I created a couple of Jupyter Notebooks in Python to read individual futures contracts and concatenate them into a single P&L. Back adjusting panama Style is useless if you want to assess “Buy and Hold” of an asset through the futures markets. Although proportional ratio adjusting will do the trick.
The route I took was to create an index by assessing the return on individual futures contracts. The code gives the ability to choose to roll based on how far out you want to go: E.G. 30 days or 500.
Since the Eurodollar contract is cash settled there is no need to worry about rolling prior to delivery risk but if you wanted to adapt the code to T Bonds by way of example, the adjustments would be simple enough.
Since I designed the code entirely for my own purposes I unashamedly included some hard coding and I did not bother to annotate the notebooks.

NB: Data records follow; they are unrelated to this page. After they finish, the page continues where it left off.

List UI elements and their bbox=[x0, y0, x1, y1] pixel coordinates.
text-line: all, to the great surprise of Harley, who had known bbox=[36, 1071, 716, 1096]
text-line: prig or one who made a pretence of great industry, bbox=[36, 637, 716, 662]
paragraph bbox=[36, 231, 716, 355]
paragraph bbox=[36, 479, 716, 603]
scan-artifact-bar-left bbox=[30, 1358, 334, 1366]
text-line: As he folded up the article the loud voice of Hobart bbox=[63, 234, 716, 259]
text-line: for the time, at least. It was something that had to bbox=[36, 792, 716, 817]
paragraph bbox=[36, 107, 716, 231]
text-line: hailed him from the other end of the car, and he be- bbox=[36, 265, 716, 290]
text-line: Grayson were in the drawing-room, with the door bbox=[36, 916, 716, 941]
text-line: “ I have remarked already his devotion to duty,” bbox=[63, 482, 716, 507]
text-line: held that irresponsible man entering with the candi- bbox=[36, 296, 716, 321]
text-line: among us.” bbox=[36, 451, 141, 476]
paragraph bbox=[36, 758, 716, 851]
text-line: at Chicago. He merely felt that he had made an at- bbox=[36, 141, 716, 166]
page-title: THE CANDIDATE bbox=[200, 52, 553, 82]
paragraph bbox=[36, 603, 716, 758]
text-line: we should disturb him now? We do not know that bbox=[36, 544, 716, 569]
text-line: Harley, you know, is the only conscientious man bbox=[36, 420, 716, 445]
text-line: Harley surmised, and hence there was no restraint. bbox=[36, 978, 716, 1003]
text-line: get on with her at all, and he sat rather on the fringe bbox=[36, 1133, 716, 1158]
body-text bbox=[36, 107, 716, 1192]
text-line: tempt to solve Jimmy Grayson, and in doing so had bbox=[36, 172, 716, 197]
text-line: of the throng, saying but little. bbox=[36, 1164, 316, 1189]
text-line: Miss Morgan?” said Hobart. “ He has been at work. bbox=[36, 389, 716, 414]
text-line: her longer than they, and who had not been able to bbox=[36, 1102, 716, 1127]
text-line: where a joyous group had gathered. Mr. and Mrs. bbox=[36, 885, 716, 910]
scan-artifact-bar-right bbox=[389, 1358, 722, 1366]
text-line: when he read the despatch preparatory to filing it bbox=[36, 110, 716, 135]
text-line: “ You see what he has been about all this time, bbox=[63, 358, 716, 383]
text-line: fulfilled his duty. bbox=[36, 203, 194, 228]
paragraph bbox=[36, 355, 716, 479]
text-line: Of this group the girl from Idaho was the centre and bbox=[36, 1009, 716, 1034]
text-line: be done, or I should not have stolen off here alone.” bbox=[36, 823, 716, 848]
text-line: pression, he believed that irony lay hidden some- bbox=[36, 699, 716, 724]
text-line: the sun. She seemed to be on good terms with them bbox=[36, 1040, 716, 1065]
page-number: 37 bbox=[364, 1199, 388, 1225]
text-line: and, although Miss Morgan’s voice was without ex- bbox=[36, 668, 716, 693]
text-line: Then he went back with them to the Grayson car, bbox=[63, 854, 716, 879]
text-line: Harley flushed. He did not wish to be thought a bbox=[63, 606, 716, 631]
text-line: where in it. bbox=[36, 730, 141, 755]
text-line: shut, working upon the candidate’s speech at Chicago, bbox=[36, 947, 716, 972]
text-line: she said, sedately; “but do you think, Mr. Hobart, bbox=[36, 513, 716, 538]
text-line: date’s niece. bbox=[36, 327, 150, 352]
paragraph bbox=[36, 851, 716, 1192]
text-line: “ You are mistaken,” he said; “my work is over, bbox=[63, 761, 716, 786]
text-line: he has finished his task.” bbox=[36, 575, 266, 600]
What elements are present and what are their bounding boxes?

My individual contract data came from Pinnacle Data and I have no reason to suppose the data I purchased is anything but accurate and complete.

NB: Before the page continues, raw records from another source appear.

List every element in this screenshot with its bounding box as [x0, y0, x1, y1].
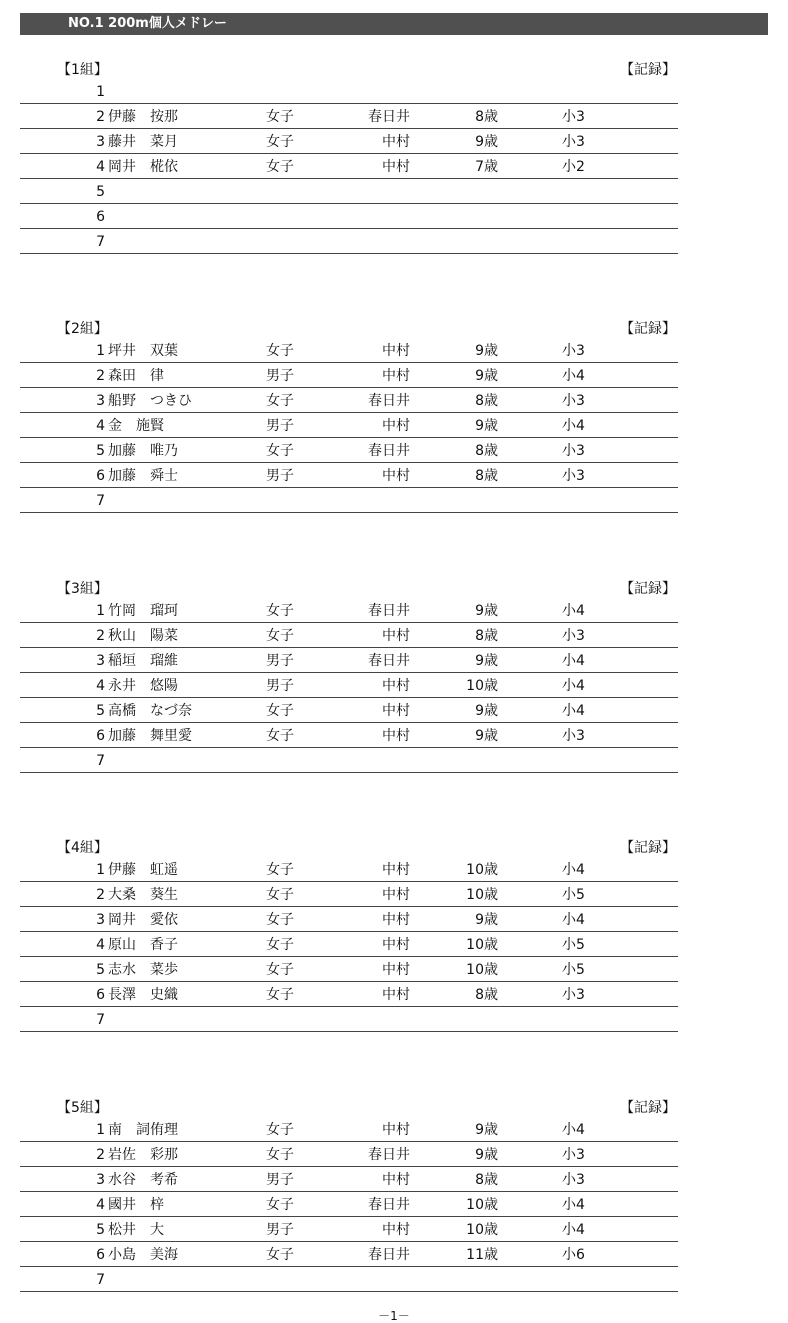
gender: 男子 — [266, 368, 294, 384]
table-row — [0, 154, 788, 179]
gender: 女子 — [266, 343, 294, 359]
group-label: 【5組】 — [57, 1100, 108, 1116]
table-row — [0, 1192, 788, 1217]
swimmer-name: 船野 つきひ — [108, 393, 192, 409]
gender: 女子 — [266, 887, 294, 903]
club: 春日井 — [368, 653, 410, 669]
swimmer-name: 志水 菜歩 — [108, 962, 178, 978]
grade: 小6 — [562, 1247, 585, 1263]
gender: 女子 — [266, 703, 294, 719]
lane-number: 3 — [96, 393, 105, 409]
lane-number: 6 — [96, 468, 105, 484]
lane-number: 3 — [96, 134, 105, 150]
table-row — [0, 907, 788, 932]
gender: 女子 — [266, 1122, 294, 1138]
grade: 小3 — [562, 987, 585, 1003]
lane-number: 5 — [96, 184, 105, 200]
grade: 小3 — [562, 1147, 585, 1163]
lane-number: 3 — [96, 653, 105, 669]
swimmer-name: 加藤 唯乃 — [108, 443, 178, 459]
group-label: 【1組】 — [57, 62, 108, 78]
lane-number: 4 — [96, 159, 105, 175]
gender: 女子 — [266, 912, 294, 928]
age: 9歳 — [475, 703, 498, 719]
table-row — [0, 388, 788, 413]
grade: 小3 — [562, 343, 585, 359]
table-row — [0, 1167, 788, 1192]
club: 中村 — [382, 418, 410, 434]
club: 中村 — [382, 368, 410, 384]
age: 10歳 — [466, 678, 498, 694]
age: 8歳 — [475, 393, 498, 409]
grade: 小4 — [562, 862, 585, 878]
gender: 男子 — [266, 1172, 294, 1188]
swimmer-name: 金 施賢 — [108, 418, 164, 434]
lane-number: 1 — [96, 343, 105, 359]
swimmer-name: 長澤 史織 — [108, 987, 178, 1003]
lane-number: 2 — [96, 109, 105, 125]
grade: 小3 — [562, 134, 585, 150]
grade: 小3 — [562, 1172, 585, 1188]
age: 10歳 — [466, 887, 498, 903]
table-row — [0, 1242, 788, 1267]
age: 10歳 — [466, 937, 498, 953]
table-row — [0, 882, 788, 907]
swimmer-name: 小島 美海 — [108, 1247, 178, 1263]
row-divider — [20, 253, 678, 254]
age: 8歳 — [475, 443, 498, 459]
lane-number: 2 — [96, 1147, 105, 1163]
gender: 男子 — [266, 1222, 294, 1238]
lane-number: 1 — [96, 603, 105, 619]
row-divider — [20, 1031, 678, 1032]
grade: 小3 — [562, 443, 585, 459]
age: 10歳 — [466, 862, 498, 878]
lane-number: 7 — [96, 234, 105, 250]
lane-number: 7 — [96, 753, 105, 769]
age: 9歳 — [475, 728, 498, 744]
club: 中村 — [382, 468, 410, 484]
table-row — [0, 623, 788, 648]
club: 中村 — [382, 862, 410, 878]
club: 中村 — [382, 962, 410, 978]
swimmer-name: 秋山 陽菜 — [108, 628, 178, 644]
club: 中村 — [382, 887, 410, 903]
grade: 小5 — [562, 937, 585, 953]
club: 春日井 — [368, 1197, 410, 1213]
swimmer-name: 國井 梓 — [108, 1197, 164, 1213]
swimmer-name: 原山 香子 — [108, 937, 178, 953]
lane-number: 1 — [96, 1122, 105, 1138]
table-row — [0, 229, 788, 254]
table-row — [0, 857, 788, 882]
grade: 小4 — [562, 703, 585, 719]
swimmer-name: 藤井 菜月 — [108, 134, 178, 150]
lane-number: 6 — [96, 987, 105, 1003]
lane-number: 5 — [96, 703, 105, 719]
club: 中村 — [382, 343, 410, 359]
gender: 女子 — [266, 109, 294, 125]
record-label: 【記録】 — [620, 1100, 676, 1116]
gender: 女子 — [266, 728, 294, 744]
age: 7歳 — [475, 159, 498, 175]
table-row — [0, 932, 788, 957]
row-divider — [20, 772, 678, 773]
table-row — [0, 488, 788, 513]
table-row — [0, 79, 788, 104]
gender: 女子 — [266, 393, 294, 409]
grade: 小2 — [562, 159, 585, 175]
age: 9歳 — [475, 343, 498, 359]
swimmer-name: 竹岡 瑠珂 — [108, 603, 178, 619]
age: 10歳 — [466, 962, 498, 978]
grade: 小4 — [562, 1222, 585, 1238]
grade: 小3 — [562, 468, 585, 484]
table-row — [0, 957, 788, 982]
grade: 小4 — [562, 368, 585, 384]
table-row — [0, 338, 788, 363]
lane-number: 1 — [96, 862, 105, 878]
gender: 女子 — [266, 987, 294, 1003]
club: 春日井 — [368, 393, 410, 409]
age: 8歳 — [475, 628, 498, 644]
club: 中村 — [382, 703, 410, 719]
record-label: 【記録】 — [620, 840, 676, 856]
grade: 小4 — [562, 912, 585, 928]
gender: 女子 — [266, 862, 294, 878]
gender: 男子 — [266, 653, 294, 669]
record-label: 【記録】 — [620, 321, 676, 337]
gender: 男子 — [266, 678, 294, 694]
gender: 女子 — [266, 134, 294, 150]
table-row — [0, 723, 788, 748]
gender: 女子 — [266, 603, 294, 619]
grade: 小3 — [562, 109, 585, 125]
grade: 小3 — [562, 628, 585, 644]
grade: 小4 — [562, 1122, 585, 1138]
lane-number: 3 — [96, 912, 105, 928]
grade: 小3 — [562, 393, 585, 409]
table-row — [0, 413, 788, 438]
table-row — [0, 1007, 788, 1032]
gender: 男子 — [266, 468, 294, 484]
table-row — [0, 698, 788, 723]
swimmer-name: 岩佐 彩那 — [108, 1147, 178, 1163]
age: 10歳 — [466, 1222, 498, 1238]
page-number: －1－ — [378, 1309, 410, 1323]
club: 中村 — [382, 628, 410, 644]
club: 中村 — [382, 1122, 410, 1138]
gender: 女子 — [266, 937, 294, 953]
row-divider — [20, 1291, 678, 1292]
swimmer-name: 加藤 舞里愛 — [108, 728, 192, 744]
swimmer-name: 岡井 椛依 — [108, 159, 178, 175]
age: 9歳 — [475, 653, 498, 669]
lane-number: 6 — [96, 209, 105, 225]
club: 中村 — [382, 1222, 410, 1238]
grade: 小5 — [562, 887, 585, 903]
lane-number: 7 — [96, 1012, 105, 1028]
club: 中村 — [382, 159, 410, 175]
age: 9歳 — [475, 368, 498, 384]
lane-number: 7 — [96, 493, 105, 509]
gender: 男子 — [266, 418, 294, 434]
lane-number: 5 — [96, 1222, 105, 1238]
swimmer-name: 伊藤 按那 — [108, 109, 178, 125]
age: 9歳 — [475, 603, 498, 619]
gender: 女子 — [266, 443, 294, 459]
table-row — [0, 463, 788, 488]
age: 9歳 — [475, 134, 498, 150]
lane-number: 4 — [96, 678, 105, 694]
club: 中村 — [382, 728, 410, 744]
club: 春日井 — [368, 109, 410, 125]
record-label: 【記録】 — [620, 62, 676, 78]
group-label: 【4組】 — [57, 840, 108, 856]
club: 春日井 — [368, 443, 410, 459]
club: 中村 — [382, 1172, 410, 1188]
grade: 小3 — [562, 728, 585, 744]
age: 8歳 — [475, 468, 498, 484]
swimmer-name: 永井 悠陽 — [108, 678, 178, 694]
club: 中村 — [382, 937, 410, 953]
lane-number: 6 — [96, 1247, 105, 1263]
club: 中村 — [382, 678, 410, 694]
record-label: 【記録】 — [620, 581, 676, 597]
grade: 小4 — [562, 653, 585, 669]
table-row — [0, 104, 788, 129]
club: 春日井 — [368, 1247, 410, 1263]
table-row — [0, 598, 788, 623]
age: 9歳 — [475, 912, 498, 928]
age: 8歳 — [475, 1172, 498, 1188]
age: 11歳 — [466, 1247, 498, 1263]
event-title: NO.1 200m個人メドレー — [20, 13, 768, 35]
lane-number: 2 — [96, 368, 105, 384]
lane-number: 1 — [96, 84, 105, 100]
gender: 女子 — [266, 1197, 294, 1213]
table-row — [0, 1217, 788, 1242]
row-divider — [20, 512, 678, 513]
grade: 小4 — [562, 603, 585, 619]
swimmer-name: 大桑 葵生 — [108, 887, 178, 903]
swimmer-name: 高橋 なづ奈 — [108, 703, 192, 719]
swimmer-name: 水谷 考希 — [108, 1172, 178, 1188]
table-row — [0, 204, 788, 229]
club: 春日井 — [368, 1147, 410, 1163]
grade: 小4 — [562, 418, 585, 434]
gender: 女子 — [266, 159, 294, 175]
table-row — [0, 1117, 788, 1142]
gender: 女子 — [266, 1247, 294, 1263]
table-row — [0, 438, 788, 463]
swimmer-name: 森田 律 — [108, 368, 164, 384]
lane-number: 4 — [96, 418, 105, 434]
swimmer-name: 岡井 愛依 — [108, 912, 178, 928]
grade: 小5 — [562, 962, 585, 978]
lane-number: 2 — [96, 628, 105, 644]
gender: 女子 — [266, 962, 294, 978]
table-row — [0, 982, 788, 1007]
gender: 女子 — [266, 628, 294, 644]
age: 9歳 — [475, 1147, 498, 1163]
grade: 小4 — [562, 1197, 585, 1213]
table-row — [0, 1142, 788, 1167]
swimmer-name: 加藤 舜士 — [108, 468, 178, 484]
club: 春日井 — [368, 603, 410, 619]
group-label: 【3組】 — [57, 581, 108, 597]
table-row — [0, 363, 788, 388]
table-row — [0, 1267, 788, 1292]
swimmer-name: 松井 大 — [108, 1222, 164, 1238]
swimmer-name: 伊藤 虹遥 — [108, 862, 178, 878]
table-row — [0, 648, 788, 673]
club: 中村 — [382, 134, 410, 150]
lane-number: 3 — [96, 1172, 105, 1188]
age: 8歳 — [475, 987, 498, 1003]
lane-number: 4 — [96, 1197, 105, 1213]
lane-number: 6 — [96, 728, 105, 744]
club: 中村 — [382, 987, 410, 1003]
table-row — [0, 673, 788, 698]
age: 9歳 — [475, 418, 498, 434]
lane-number: 2 — [96, 887, 105, 903]
swimmer-name: 南 詞侑理 — [108, 1122, 178, 1138]
lane-number: 5 — [96, 962, 105, 978]
lane-number: 7 — [96, 1272, 105, 1288]
grade: 小4 — [562, 678, 585, 694]
age: 9歳 — [475, 1122, 498, 1138]
table-row — [0, 179, 788, 204]
lane-number: 5 — [96, 443, 105, 459]
swimmer-name: 稲垣 瑠維 — [108, 653, 178, 669]
age: 10歳 — [466, 1197, 498, 1213]
group-label: 【2組】 — [57, 321, 108, 337]
club: 中村 — [382, 912, 410, 928]
swimmer-name: 坪井 双葉 — [108, 343, 178, 359]
age: 8歳 — [475, 109, 498, 125]
lane-number: 4 — [96, 937, 105, 953]
table-row — [0, 129, 788, 154]
gender: 女子 — [266, 1147, 294, 1163]
table-row — [0, 748, 788, 773]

My interest was primarily in using Eurodollar futures in a risk parity scheme and in assessing which contracts to use. The inevitable conclusion is to use the longest dated contracts to access the most positive carry. You can now trade four years out – you can buy December 2023. In earlier years the range was less far reaching and so you may want to restrict your time series to a period when your “range”, your choice of maturities was available.

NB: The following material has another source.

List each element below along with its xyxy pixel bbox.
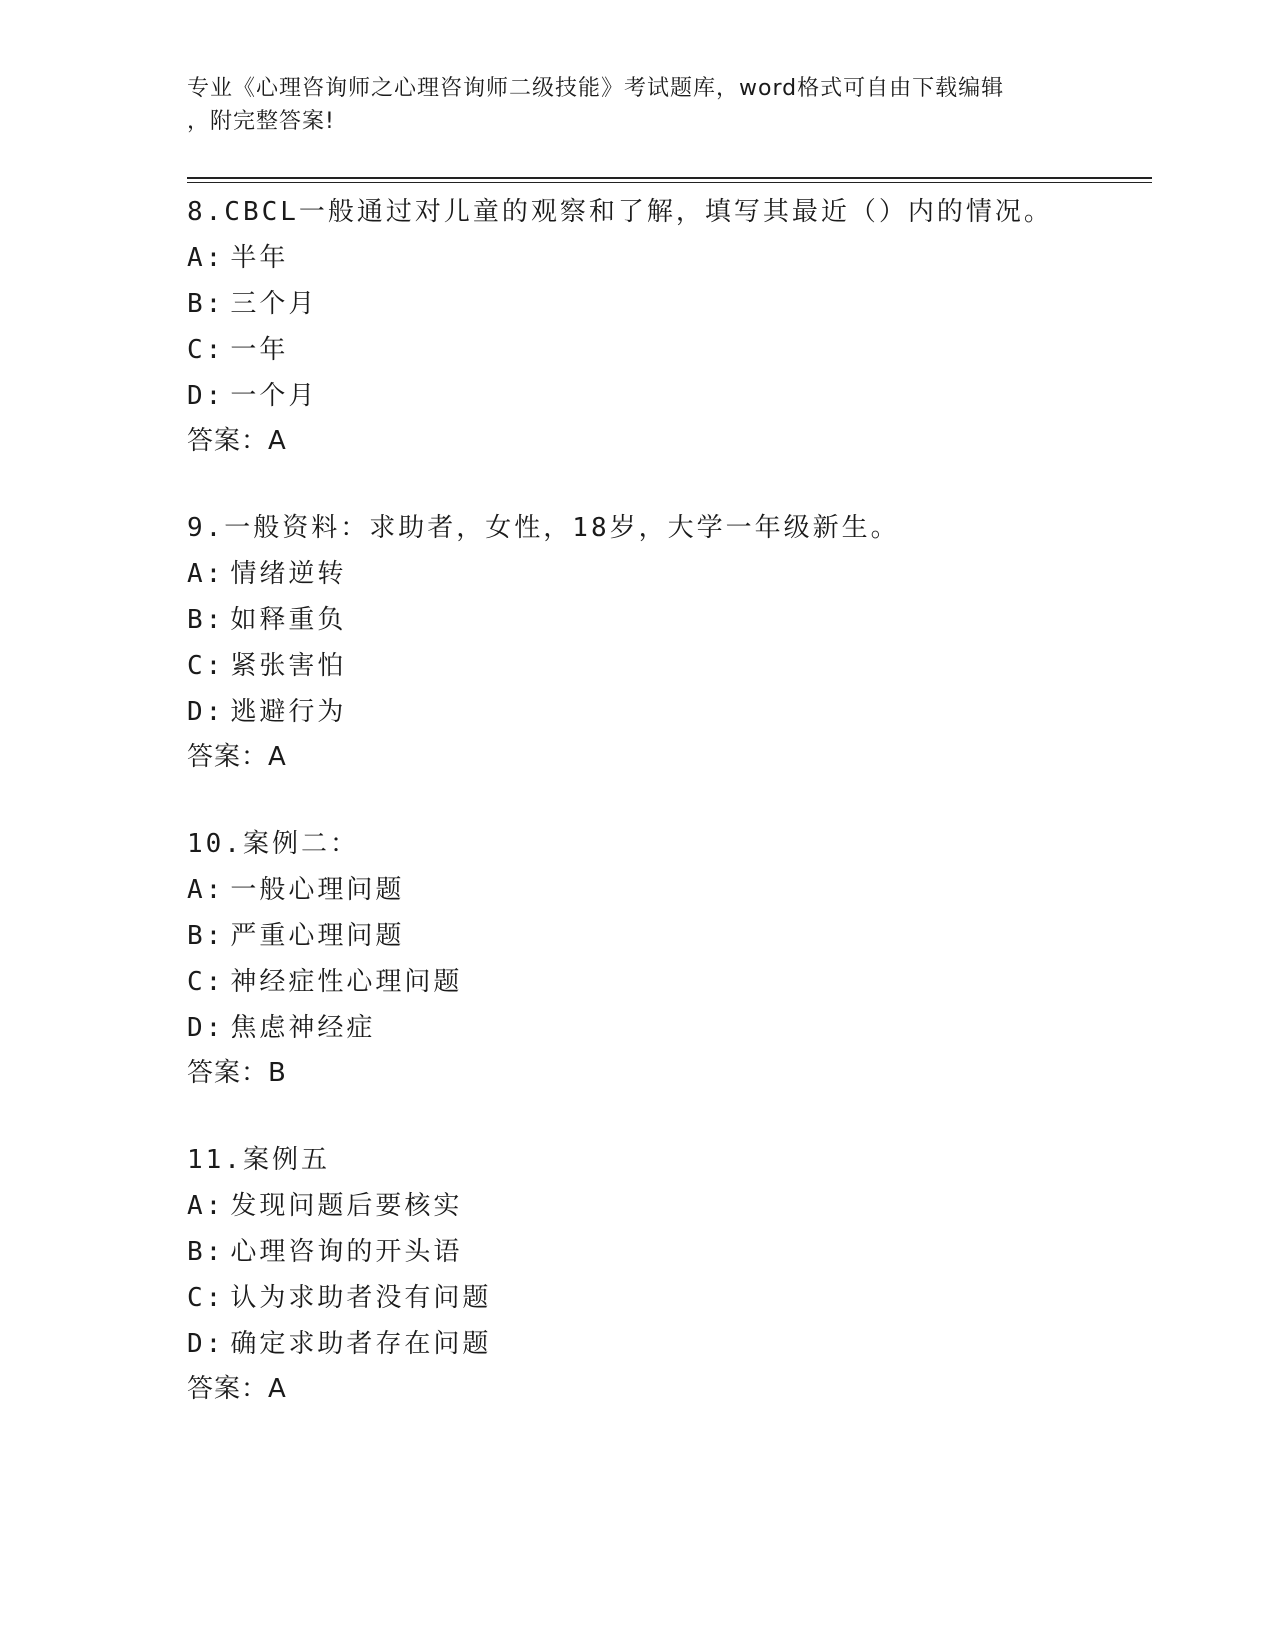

In any event the buy and hold geometric return using the longest dated contracts available at any given time since the inception of Eurodollar futures worked out to be somewhere around 1.10% without including the investment of funds not needed for margin. This can vastly increase the return if you are using no leverage but of course the effect of this extra income on total return deteriorates the greater the leverage you employ.
The code is freely available on my gist. It should be easy enough to work out and adapt for your own purposes should you have any interest.